An interactive multi-user operating system, UNIX was initially developed by programmers for their own use. Working for Bell Laboratories, Ken Thompson and Dennis Ritchie created UNIX as an operating system for the PDP-7 computer. Designed as a simplification of an operating system named Multics, UNIX was developed in Assembly language, a primitive computer language specific to one type of machine (Osiris, 1). However, Thompson developed a new programming language "B" which Ritchie enhanced to "C", and in 1973 this was used to rewrite UNIX which lended the OS portability (Linux Intl. , 1).
The original design philosophy for UNIX was to distribute functionality into small parts, the programs (Theochem, 1). In this way, functionality could be achieved by combining the small parts (programs) in new ways. Moreover, if a new program were to appear, it could be integrated into the system. UNIX was slow to catch on outside of academic institutions but soon was popular with businesses as well. The first five versions were part of an internal research effort of Bell Labs, and it was not until the sixth version, called UNIX Timesharing Sixth Edition V, that UNIX was widely distributed (Osiris, 1).
Relatively recent developments are graphical interfaces (GUI) such as MOTIF, X Windows and Open View. UNIX has two major versions. One, jointly developed by UNIX Systems Laboratories (USL) and by AT&T researchers together with Bell Labs, generically known as System V, is the commercial version and is the most widely distributed by major manufacturers. The second, developed by the University of Berkley and Berkley Software Distribution (BSD), is the educational version and is completely focused on research. The USL version is now on its fourth release, or SVR4, while BSD"s latest version is 4.
However, there are many different versions of UNIX besides these two. The operating system has been licensed to several manufacturers who in turn developed their own versions of UNIX, based on System V or BSD, but adding new characteristics. Most versions of UNIX developed by software companies are derived from one of the two groupings and, recent versions of UNIX actually incorporate features from both of them.

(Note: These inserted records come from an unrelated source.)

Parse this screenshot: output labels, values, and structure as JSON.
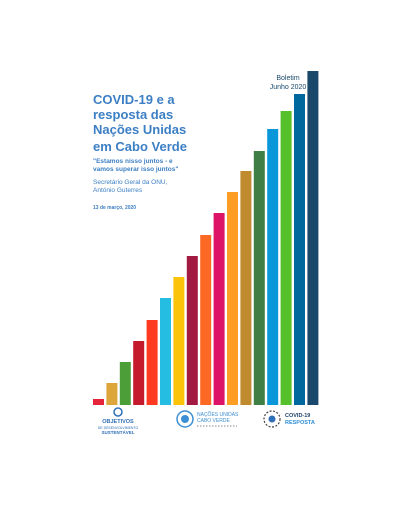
{
  "cover": {
    "edition": [
      "Boletim",
      "Junho 2020"
    ],
    "title": [
      "COVID-19 e a",
      "resposta das",
      "Nações Unidas",
      "em Cabo Verde"
    ],
    "quote": [
      "\"Estamos nisso juntos - e",
      "vamos superar isso juntos\""
    ],
    "author": [
      "Secretário Geral da ONU,",
      "António Guterres"
    ],
    "date": "13 de março, 2020"
  },
  "footer": {
    "sdg_logo": [
      "OBJETIVOS",
      "DE DESENVOLVIMENTO",
      "SUSTENTÁVEL"
    ],
    "un_logo": [
      "NAÇÕES UNIDAS",
      "CABO VERDE"
    ],
    "covid_logo": [
      "COVID-19",
      "RESPOSTA"
    ]
  }
}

However, UNIX has had an unregulated history with over 200 versions (Berson, 16) existing today.
The UNIX system is made up of three primary components, the kernel, the shell, and the utilities (which includes the file system). The central part of the OS, the kernel is the first program to start when the system is turned on and the last program to do anything when the system is halted. In addition to scheduling tasks, it manages data/file access and storage, enforces security mechanisms and performs all hardware access. The name "KERNEL" represents the fact that it is a program designed as a central nucleus, around which other functions of the system were added.
The heart of the operating system, it not only interacts directly with the system"s hardware, but presents each user with a prompt, interprets commands typed by a user, executes user commands and supports a custom environment for each user. The two most common shells are the Bourne shell, default for the System V, and the C-shell used mainly with the BSD version (Osiris, 1). The utilities consist of file management (rm, cat, ls, rmdir, mkdir), user management (passwd, chmod, chgrp), process management (kill, ps) and printing (lp, troff, pr).